Influencing & Persuading: The ability to sway or convince others to support an idea, buy a product, or take specific actions. Involves understanding people’s needs and positioning offerings in a way that resonates with them.

Negotiating: The art of reaching mutually beneficial agreements by understanding and leveraging one’s own and others’ interests. It involves both compromise and strategic planning to meet objectives.

Managing Conflict: Addressing and resolving disputes constructively to maintain positive relationships and organizational harmony.

Information Seeking: Proactive and persistent pursuit of relevant knowledge, data, and insights to enhance decision-making, problem-solving, and overall performance. This includes gathering, verifying, and analyzing information from multiple sources, including research, expert opinions, and experiential learning.

Creating & Innovating: Using divergent thinking to introduce new solutions, ideas, or improvements.

Verbal Reasoning: Understanding, interpreting, and logically evaluating written or spoken language. It includes analyzing arguments, drawing conclusions, identifying implicit meanings, and solving problems based on textual information.

Procedural Thinking: The capacity to follow, analyze, and design step-by-step processes or sequences to achieve a specific goal. It involves understanding the logic and structure of procedures, breaking tasks into smaller, manageable steps, and applying rules or algorithms to solve problems.

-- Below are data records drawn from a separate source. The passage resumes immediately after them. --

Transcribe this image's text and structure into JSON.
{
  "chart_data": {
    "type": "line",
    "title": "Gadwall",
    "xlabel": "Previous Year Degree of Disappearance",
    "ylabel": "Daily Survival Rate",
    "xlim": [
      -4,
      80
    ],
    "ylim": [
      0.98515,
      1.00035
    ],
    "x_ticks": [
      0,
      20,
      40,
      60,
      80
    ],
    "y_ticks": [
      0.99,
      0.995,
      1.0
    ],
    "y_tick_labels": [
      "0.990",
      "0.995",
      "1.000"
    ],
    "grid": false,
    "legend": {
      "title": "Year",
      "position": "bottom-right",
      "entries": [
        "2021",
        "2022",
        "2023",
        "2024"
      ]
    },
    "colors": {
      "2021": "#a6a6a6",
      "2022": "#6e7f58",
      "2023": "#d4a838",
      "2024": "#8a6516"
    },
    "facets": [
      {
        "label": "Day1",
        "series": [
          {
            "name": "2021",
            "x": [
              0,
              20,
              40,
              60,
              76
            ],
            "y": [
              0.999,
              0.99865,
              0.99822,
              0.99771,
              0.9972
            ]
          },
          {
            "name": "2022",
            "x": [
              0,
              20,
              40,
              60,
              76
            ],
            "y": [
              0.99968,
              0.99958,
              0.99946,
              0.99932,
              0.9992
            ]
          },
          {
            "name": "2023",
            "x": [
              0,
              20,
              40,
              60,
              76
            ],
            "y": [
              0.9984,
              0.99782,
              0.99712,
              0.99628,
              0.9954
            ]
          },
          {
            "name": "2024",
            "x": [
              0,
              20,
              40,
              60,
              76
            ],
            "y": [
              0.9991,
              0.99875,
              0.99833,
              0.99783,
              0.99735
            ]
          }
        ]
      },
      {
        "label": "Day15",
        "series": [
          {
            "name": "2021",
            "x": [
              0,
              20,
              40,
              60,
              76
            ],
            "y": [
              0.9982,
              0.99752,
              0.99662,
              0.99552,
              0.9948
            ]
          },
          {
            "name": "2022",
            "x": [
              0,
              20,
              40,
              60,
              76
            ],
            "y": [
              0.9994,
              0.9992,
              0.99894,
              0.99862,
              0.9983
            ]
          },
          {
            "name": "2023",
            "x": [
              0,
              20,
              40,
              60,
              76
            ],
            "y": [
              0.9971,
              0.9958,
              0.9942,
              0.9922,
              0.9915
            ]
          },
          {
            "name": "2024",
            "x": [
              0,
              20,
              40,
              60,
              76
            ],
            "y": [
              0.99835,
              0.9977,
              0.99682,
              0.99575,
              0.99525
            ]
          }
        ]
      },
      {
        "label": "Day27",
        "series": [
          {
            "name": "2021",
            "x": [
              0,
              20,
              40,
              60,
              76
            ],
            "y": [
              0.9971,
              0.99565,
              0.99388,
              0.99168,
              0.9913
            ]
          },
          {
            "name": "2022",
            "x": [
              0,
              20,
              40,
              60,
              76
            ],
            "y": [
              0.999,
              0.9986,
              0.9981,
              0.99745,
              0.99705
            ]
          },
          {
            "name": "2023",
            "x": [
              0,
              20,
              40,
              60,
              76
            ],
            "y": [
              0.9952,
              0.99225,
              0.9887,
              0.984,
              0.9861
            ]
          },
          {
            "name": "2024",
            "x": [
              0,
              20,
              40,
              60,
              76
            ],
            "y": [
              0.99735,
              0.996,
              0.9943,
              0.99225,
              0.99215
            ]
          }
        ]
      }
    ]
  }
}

Decisiveness: Comfort in assuming calculated risks by making decisions and taking action, even in the absence of all information.

Deliberating: Tendency to gather, consider, and evaluate all relevant information to make logical conclusions before being moved to action.

Managing Workflows: Planning, implementation, and oversight of operational workflows within a team or organization. Effective process management aims for efficiency, quality, and consistency in the execution of tasks.

Quality Focus: Commitment to delivering high-quality work with attention to accuracy, consistency, and continuous improvement. Individuals with a strong quality focus strive to meet or exceed standards, demonstrate thoroughness, and proactively address errors or inefficiencies.